The BJS convened a group of law enforcement practitioners, state UCR representatives, and members of the research/academic communities to discuss their experiences with NCS-X and NIBRS and explore possibilities for streamlining data collection while improving data quality. The key themes from the meeting are outlined in this recently released BJS-funded report co-authored by RTI International and the Police Executive Research Forum. Some of the topics reported on in detail include leveraging crime data for data-driven policing, assessing and evaluating agency strategy and policy, and improving transparency with the public through comprehensive crime data and dissemination of data.

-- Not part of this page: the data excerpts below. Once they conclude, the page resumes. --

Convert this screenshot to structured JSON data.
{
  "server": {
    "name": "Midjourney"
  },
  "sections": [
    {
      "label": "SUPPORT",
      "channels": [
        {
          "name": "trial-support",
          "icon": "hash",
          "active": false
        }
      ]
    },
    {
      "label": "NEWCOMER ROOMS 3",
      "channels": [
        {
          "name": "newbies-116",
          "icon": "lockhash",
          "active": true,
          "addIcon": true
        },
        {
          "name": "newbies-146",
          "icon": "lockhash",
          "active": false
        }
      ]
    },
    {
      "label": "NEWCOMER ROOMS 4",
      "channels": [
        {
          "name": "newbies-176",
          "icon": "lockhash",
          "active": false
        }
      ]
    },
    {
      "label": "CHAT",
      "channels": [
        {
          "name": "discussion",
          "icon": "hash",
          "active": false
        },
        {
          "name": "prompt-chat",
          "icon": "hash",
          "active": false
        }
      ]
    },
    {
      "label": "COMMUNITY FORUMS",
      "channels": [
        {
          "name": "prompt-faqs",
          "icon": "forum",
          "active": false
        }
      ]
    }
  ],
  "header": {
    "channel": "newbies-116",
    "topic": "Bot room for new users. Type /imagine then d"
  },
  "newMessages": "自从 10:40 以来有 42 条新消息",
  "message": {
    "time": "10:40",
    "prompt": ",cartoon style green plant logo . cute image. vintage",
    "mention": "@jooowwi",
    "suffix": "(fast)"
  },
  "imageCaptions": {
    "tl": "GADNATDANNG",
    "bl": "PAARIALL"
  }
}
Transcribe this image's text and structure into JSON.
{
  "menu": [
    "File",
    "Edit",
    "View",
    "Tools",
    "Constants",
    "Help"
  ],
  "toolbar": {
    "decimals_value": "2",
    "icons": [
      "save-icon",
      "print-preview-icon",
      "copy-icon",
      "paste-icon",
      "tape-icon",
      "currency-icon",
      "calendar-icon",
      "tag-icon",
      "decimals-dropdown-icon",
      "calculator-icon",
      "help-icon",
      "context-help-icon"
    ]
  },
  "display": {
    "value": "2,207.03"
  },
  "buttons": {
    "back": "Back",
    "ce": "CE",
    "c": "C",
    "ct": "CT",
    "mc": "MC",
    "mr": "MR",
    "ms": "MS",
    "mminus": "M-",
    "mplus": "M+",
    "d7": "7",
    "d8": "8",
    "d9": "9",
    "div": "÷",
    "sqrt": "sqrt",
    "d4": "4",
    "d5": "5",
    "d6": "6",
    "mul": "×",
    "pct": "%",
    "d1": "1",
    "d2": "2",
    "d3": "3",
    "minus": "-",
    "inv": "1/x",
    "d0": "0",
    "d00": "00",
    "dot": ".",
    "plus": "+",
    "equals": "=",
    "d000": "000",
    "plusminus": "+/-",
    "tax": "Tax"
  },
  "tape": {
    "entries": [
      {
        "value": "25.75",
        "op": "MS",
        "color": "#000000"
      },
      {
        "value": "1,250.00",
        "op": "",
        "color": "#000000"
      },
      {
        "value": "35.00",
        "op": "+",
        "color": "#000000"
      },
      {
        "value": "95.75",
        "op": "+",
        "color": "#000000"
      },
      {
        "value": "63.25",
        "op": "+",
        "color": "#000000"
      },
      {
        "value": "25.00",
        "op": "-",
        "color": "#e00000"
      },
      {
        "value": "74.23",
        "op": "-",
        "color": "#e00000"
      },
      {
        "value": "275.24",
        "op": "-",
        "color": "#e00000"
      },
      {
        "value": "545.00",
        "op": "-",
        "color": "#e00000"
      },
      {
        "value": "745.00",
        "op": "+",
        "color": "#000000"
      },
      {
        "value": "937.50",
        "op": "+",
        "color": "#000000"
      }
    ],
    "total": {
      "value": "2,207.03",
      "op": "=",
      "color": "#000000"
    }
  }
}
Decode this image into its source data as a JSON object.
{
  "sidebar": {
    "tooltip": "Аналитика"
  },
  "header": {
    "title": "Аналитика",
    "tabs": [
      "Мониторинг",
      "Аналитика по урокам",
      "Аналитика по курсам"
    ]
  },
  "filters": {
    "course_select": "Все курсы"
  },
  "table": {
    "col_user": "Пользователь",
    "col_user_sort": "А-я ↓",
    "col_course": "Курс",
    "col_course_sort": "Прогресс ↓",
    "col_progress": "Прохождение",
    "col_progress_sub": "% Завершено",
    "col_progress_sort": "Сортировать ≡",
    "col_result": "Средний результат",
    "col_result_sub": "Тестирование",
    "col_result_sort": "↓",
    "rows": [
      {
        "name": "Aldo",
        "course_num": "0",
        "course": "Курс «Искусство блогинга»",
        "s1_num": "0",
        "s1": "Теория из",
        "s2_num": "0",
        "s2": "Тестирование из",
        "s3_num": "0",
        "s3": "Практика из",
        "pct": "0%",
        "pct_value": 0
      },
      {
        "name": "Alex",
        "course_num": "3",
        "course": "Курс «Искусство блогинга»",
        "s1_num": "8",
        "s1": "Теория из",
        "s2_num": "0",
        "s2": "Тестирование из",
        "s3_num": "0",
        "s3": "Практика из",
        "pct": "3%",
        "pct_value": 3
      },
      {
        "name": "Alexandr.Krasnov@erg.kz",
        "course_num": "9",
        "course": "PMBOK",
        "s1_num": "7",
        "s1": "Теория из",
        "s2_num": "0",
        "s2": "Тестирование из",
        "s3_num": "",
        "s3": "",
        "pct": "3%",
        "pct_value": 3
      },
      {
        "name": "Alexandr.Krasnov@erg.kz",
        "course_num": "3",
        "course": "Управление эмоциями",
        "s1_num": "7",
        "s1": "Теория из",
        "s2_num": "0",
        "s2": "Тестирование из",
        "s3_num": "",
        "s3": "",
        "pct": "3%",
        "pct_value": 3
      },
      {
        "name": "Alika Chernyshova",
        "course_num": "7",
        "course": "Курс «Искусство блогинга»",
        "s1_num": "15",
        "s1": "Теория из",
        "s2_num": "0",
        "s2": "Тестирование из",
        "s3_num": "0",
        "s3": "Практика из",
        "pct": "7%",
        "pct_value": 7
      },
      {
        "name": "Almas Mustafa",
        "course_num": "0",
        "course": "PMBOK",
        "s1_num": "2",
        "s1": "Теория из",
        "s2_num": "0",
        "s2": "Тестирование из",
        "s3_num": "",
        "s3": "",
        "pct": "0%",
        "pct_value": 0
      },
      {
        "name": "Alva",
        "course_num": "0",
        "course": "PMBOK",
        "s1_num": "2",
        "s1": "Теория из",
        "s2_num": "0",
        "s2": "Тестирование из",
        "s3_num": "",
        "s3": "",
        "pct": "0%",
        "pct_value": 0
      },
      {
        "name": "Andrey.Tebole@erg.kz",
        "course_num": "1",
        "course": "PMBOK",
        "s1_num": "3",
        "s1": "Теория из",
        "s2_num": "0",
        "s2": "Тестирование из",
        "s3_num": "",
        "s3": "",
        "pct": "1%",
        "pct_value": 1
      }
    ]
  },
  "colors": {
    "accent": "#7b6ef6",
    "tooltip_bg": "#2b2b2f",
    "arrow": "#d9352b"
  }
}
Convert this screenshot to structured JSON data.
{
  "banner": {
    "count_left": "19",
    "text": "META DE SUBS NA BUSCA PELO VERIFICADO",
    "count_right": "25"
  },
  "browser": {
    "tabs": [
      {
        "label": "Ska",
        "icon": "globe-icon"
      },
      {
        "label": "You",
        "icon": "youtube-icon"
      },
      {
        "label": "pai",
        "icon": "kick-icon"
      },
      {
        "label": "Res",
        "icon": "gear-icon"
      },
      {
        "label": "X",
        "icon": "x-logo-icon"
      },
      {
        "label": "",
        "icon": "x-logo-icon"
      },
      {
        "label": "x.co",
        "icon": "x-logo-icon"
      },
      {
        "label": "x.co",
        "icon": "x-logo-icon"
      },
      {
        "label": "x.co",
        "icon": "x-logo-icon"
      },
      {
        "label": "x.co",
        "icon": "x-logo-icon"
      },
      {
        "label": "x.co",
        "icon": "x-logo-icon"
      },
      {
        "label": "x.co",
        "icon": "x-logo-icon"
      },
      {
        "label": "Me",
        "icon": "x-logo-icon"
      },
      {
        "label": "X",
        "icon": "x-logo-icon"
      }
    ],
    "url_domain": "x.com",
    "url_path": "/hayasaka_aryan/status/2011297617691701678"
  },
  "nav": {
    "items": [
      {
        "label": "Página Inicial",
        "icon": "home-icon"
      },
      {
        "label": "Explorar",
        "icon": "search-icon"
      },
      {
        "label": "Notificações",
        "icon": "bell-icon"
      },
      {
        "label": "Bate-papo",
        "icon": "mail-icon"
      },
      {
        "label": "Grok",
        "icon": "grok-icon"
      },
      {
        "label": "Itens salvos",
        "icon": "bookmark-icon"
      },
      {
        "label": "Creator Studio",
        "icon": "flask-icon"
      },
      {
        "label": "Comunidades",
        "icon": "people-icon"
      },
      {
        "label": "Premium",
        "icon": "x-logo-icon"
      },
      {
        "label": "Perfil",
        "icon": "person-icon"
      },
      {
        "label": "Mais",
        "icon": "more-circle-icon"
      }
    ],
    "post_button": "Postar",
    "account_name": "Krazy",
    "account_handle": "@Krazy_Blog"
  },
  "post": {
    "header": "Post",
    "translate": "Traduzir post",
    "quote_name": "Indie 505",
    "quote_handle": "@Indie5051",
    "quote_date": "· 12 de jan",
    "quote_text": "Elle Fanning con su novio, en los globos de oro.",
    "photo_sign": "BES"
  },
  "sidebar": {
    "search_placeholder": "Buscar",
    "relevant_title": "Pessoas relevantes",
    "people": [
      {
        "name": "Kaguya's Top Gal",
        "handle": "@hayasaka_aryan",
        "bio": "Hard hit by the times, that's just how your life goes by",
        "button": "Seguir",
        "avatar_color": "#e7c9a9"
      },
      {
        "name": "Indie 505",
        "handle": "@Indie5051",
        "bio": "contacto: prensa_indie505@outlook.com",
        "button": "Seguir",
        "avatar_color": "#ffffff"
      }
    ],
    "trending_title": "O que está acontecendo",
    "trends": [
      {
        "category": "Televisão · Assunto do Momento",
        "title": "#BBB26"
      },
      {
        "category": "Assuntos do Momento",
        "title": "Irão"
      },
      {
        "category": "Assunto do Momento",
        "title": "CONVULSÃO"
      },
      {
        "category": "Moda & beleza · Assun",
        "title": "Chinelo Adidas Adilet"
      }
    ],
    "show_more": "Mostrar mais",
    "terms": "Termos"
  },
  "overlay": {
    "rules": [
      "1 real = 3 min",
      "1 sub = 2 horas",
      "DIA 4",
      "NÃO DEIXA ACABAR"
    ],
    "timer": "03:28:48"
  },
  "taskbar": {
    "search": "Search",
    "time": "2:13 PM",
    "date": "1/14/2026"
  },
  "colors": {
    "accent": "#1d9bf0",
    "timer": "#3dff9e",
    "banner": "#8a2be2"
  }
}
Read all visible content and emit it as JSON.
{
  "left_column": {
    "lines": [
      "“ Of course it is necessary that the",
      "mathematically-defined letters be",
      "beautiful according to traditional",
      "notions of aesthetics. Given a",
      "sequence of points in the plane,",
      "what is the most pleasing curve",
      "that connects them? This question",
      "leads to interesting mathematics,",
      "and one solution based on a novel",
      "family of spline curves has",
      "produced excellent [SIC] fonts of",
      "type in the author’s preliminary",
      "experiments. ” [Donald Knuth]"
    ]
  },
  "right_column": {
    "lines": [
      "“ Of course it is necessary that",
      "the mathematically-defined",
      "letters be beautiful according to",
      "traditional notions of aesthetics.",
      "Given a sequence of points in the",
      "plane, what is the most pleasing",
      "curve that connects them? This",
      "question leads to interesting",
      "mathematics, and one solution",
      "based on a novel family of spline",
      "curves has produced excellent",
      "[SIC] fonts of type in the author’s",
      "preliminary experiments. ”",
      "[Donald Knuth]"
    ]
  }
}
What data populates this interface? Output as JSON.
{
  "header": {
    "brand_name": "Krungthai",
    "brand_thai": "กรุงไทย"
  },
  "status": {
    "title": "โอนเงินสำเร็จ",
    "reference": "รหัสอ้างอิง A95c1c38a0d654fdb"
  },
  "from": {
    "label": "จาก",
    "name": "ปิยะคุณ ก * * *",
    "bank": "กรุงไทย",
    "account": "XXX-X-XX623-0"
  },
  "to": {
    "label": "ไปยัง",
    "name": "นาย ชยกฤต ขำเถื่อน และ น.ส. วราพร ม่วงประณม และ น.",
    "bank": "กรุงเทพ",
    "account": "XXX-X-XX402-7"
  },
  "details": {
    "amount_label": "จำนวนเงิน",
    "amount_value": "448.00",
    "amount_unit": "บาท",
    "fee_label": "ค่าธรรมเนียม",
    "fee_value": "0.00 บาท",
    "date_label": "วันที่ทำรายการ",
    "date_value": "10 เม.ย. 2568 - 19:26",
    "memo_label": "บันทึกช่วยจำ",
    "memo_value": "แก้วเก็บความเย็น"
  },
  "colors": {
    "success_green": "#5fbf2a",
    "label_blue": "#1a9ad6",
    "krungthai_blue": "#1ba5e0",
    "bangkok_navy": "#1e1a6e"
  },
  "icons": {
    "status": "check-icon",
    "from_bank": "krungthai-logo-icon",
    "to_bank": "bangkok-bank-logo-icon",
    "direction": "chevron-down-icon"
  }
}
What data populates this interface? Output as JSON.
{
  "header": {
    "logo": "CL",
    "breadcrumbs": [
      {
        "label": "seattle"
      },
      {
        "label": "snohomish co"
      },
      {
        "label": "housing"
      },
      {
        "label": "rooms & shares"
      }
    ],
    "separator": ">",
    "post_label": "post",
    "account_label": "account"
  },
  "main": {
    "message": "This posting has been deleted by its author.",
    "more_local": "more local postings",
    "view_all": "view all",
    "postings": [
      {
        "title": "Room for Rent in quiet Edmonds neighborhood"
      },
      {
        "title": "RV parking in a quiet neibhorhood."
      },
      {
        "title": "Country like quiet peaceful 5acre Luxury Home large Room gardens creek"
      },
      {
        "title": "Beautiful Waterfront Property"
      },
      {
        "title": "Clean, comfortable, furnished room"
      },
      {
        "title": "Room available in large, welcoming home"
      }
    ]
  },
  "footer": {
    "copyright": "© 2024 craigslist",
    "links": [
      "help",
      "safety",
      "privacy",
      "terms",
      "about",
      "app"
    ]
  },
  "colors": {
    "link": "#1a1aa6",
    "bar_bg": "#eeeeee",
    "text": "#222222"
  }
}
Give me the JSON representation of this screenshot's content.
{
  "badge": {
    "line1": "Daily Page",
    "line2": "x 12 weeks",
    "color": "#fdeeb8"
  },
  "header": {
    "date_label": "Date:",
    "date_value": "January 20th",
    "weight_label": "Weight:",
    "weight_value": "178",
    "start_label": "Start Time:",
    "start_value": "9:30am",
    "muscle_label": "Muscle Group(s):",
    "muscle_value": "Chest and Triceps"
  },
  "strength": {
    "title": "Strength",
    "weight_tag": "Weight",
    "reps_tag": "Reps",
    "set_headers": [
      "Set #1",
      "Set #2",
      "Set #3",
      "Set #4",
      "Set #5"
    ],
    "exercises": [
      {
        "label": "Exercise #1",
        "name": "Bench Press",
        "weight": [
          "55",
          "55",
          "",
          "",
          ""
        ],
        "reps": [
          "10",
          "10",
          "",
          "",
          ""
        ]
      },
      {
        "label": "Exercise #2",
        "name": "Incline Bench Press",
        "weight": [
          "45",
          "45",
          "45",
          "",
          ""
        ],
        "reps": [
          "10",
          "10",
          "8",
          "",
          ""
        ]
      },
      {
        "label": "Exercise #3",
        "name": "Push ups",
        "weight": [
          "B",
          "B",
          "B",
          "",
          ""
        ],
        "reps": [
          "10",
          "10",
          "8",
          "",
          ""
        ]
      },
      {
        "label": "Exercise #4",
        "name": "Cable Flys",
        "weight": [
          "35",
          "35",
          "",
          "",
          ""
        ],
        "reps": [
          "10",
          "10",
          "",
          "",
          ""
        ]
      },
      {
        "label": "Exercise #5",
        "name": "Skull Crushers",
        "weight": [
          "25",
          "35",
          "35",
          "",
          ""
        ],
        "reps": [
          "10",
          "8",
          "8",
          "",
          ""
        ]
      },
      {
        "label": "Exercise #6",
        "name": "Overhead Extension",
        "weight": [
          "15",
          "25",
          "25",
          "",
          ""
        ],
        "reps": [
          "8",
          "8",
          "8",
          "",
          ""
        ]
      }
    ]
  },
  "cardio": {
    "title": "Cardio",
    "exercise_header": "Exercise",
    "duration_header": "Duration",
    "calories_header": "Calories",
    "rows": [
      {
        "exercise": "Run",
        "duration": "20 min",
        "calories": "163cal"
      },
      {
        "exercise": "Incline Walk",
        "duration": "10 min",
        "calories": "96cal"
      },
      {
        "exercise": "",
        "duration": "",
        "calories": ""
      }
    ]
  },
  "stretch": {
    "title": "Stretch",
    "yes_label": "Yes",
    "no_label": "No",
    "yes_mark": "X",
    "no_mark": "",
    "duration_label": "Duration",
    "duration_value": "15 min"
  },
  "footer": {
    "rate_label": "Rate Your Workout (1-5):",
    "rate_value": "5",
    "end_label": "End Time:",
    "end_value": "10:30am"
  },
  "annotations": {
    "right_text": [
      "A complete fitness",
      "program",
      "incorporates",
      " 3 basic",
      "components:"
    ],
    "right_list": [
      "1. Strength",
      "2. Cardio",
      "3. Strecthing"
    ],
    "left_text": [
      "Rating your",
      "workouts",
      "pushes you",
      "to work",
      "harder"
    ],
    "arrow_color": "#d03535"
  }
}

The report concludes with five key takeaways for law enforcement agencies (p 19):
1. Emphasize the value of accurate and complete data entry and convey to staff how helpful this can be for investigations and analysis,
2. Consider developing a customized and user-friendly data dashboard to increase internal access to data without sustained reliance on a specific staff member,
3. Consider how your agency is disseminating crime data to the public; perhaps incorporate visual data displays and/or infographics to enhance meaning beyond percentages and numbers when communicating with the public,
4. Optimize the use of social media engagement by targeting different platforms that might be able to assist in your mission of disseminating crime data; perhaps consider seeking out platforms in other languages depending on the needs of the community, and
5. Be open to collaborating with policing researchers and academics who have the same goal of studying crime data, evaluating which practices are effective, and refining promising practices to bolster their effectiveness.